***** Five Stars - Human nature, animal instincts, predator, and prey all converge as the hunters become the hunted. The forest comes alive through the eyes of one very special twelve-year-old in Lone Wolf, the second book in a series from Robin Mason set amid the rivers, mountains, and enchanted woods of Oregon. Human nature, animal instincts, predator, and prey all converge as the hunters become the hunted in this installment of the Oldenglen Chronicles....Middle-grade students will relate to Jax's angst as he tries to understand, accept himself, and become comfortable in his own skin while standing up to the mean kids, all while unintentionally impressing the middle-school ladies with his vast knowledge of ornithology. Fans of Erin Hunter's Warriors series who enjoy talking animals and a focus on nature will want to explore the Oldenglen Chronicles with Jax and Sarah--Foreword Clarion Reviews
This laudable tale is more exciting than the series' first, which Mason co-wrote with his father...Jackson battles relatable issues, too, including loneliness, feeling like both wolf and human with no real pack of his own. A morally-sound hero who earns sympathy and cheers as a champion of the wildlife.-Kirkus Reviews
***** Five Stars - In Lone Wolf Robin Mason has created a marvelous world filled with suspense and wonderful characters. While bullying is a common plot trope in books for young people, Mason does a great job of creating a story with a fresh and new way. His descriptions are vivid and rich and transported me into the world from the first scene. I would definitely recommend this book to anyone who loves magical, talking animals, suspense-filled adventures, and relatable characters. The interaction between Jackson and the animals is natural and avoids falling into the corny pit. Also, the pacing and action kept me reading, wanting to find out what happens next. All the characters were engaging and rich, with varying personalities and magic that made me wish I lived in Oldenglen. This is unquestionably a book worth reading and a series worth following. Kris Moger for Readers' Favorite
Lone Wolf is an excellent fantasy adventure for eight to twelve-year-olds. The story is appropriate for tweens with issues of bullying and an overlying theme of friendship. Learning the value of being one with nature and preserving the wildlife and their habitats is also a major component throughout this series. While recommended for young readers, Lone Wolf has lessons for everyone of all ages. Teri Davis for Bestsellers World
I would recommend “Lone Wolf” by Robin Mason for people who like fiction and nature. It was engaging and came with a powerful message about how important it is to preserve nature. I couldn’t put this book down until I finished it, and I’m very hopeful that there will be more books in the series!

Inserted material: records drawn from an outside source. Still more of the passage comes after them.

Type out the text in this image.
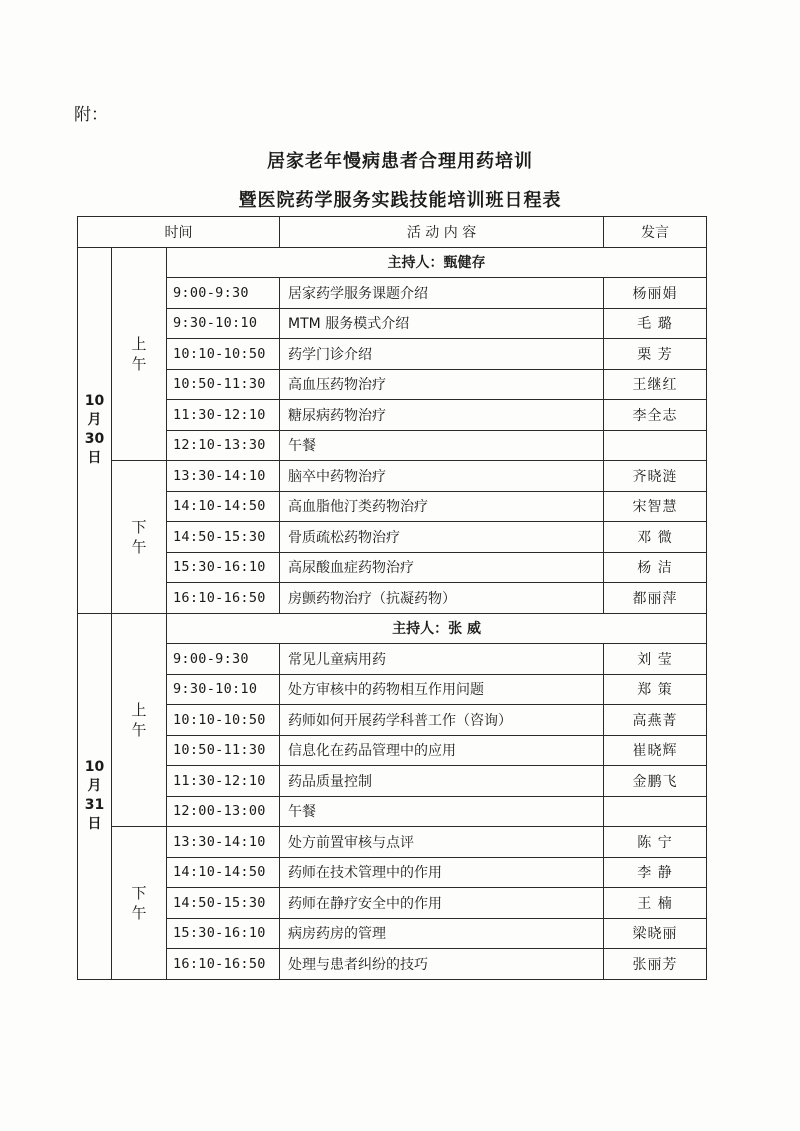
附：
居家老年慢病患者合理用药培训
暨医院药学服务实践技能培训班日程表
时间			活 动 内 容	发言

10
月
30
日	上
午	主持人：甄健存		
		9:00-9:30	居家药学服务课题介绍	杨丽娟
		9:30-10:10	MTM 服务模式介绍	毛 璐
		10:10-10:50	药学门诊介绍	栗 芳
		10:50-11:30	高血压药物治疗	王继红
		11:30-12:10	糖尿病药物治疗	李全志
		12:10-13:30	午餐	

	下
午	13:30-14:10	脑卒中药物治疗	齐晓涟
		14:10-14:50	高血脂他汀类药物治疗	宋智慧
		14:50-15:30	骨质疏松药物治疗	邓 微
		15:30-16:10	高尿酸血症药物治疗	杨 洁
		16:10-16:50	房颤药物治疗（抗凝药物）	都丽萍

10
月
31
日	上
午	主持人：张 威		
		9:00-9:30	常见儿童病用药	刘 莹
		9:30-10:10	处方审核中的药物相互作用问题	郑 策
		10:10-10:50	药师如何开展药学科普工作（咨询）	高燕菁
		10:50-11:30	信息化在药品管理中的应用	崔晓辉
		11:30-12:10	药品质量控制	金鹏飞
		12:00-13:00	午餐	

	下
午	13:30-14:10	处方前置审核与点评	陈 宁
		14:10-14:50	药师在技术管理中的作用	李 静
		14:50-15:30	药师在静疗安全中的作用	王 楠
		15:30-16:10	病房药房的管理	梁晓丽
		16:10-16:50	处理与患者纠纷的技巧	张丽芳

Evan Weldon for Reader Views
Mason, Robin LONE WOLF: BOOK TWO OF THE OLDENGLEN CHRONICLES A twelve-year-old boy's ability to communicate with animals may come in handy when revenge-minded bullies invade his family's land in Mason's (Oldenglen, 2015) middle-grade fantasy. Although initially reluctant to leave his England home, Jackson Wolfe has grown to love Oregon. The Oldenglen estate where he lives is a magical place where the boy can understand the forest's inhabitants. But while the woodfolk are pals, Jackson's had less luck making friends at school. Bully Noah and his three cronies who form The Pack target Jackson after he sticks up for nerdy Daniel. When Noah instigates a tussle outside a library, Jackson momentarily unleashes the "wolf within,"  a transformation he thought would materialize only in Oldenglen. Jax the Wolf has amped speed and strength, with golden eyes the sole physical change — but it's his eyes that Noah may have witnessed. Now designating Jackson a freak, The Pack creeps into Oldenglen, where Noah boasts of knowing the area. Fortunately, Jackson has help, from the woodfolk who immediately spot the camping bullies to San Franciscan Sarah, who's visiting the boy she'd befriended over the summer. With a hunting dog and gun, Noah poses a threat to Jackson and his woodsy companions, especially if he tells potentially-armed adults he's spotted wolves or coyotes. So Jackson, Sarah, and the woodfolk make a plan to protect Oldenglen. This laudable tale is more exciting than the series' first, which Mason co-wrote with his father. Handling exposition thoroughly but efficiently, the author dives right into the story to establish the new villains. Noah, et. al., even if mere eighth-graders, are genuinely scary; he and older brother Nate, in a discernible black truck, follow Jackson's bus all the way home. Despite further distress (Jackson's missing porcupine buddy Squiffle) and the occasional menacing animal (a bull elk literally looking for a fight), the narrative's predominantly jaunty. The good guys, for one, are surprisingly skilled at psychological warfare, opting to disturb the bullies' sleep and campsite, which results in hilarious directives: "Send in the moles."  Jackson battles relatable issues, too, including loneliness, feeling like both wolf and human with no real pack of his own. A morally-sound hero who earns sympathy and cheers as a champion of the wildlife.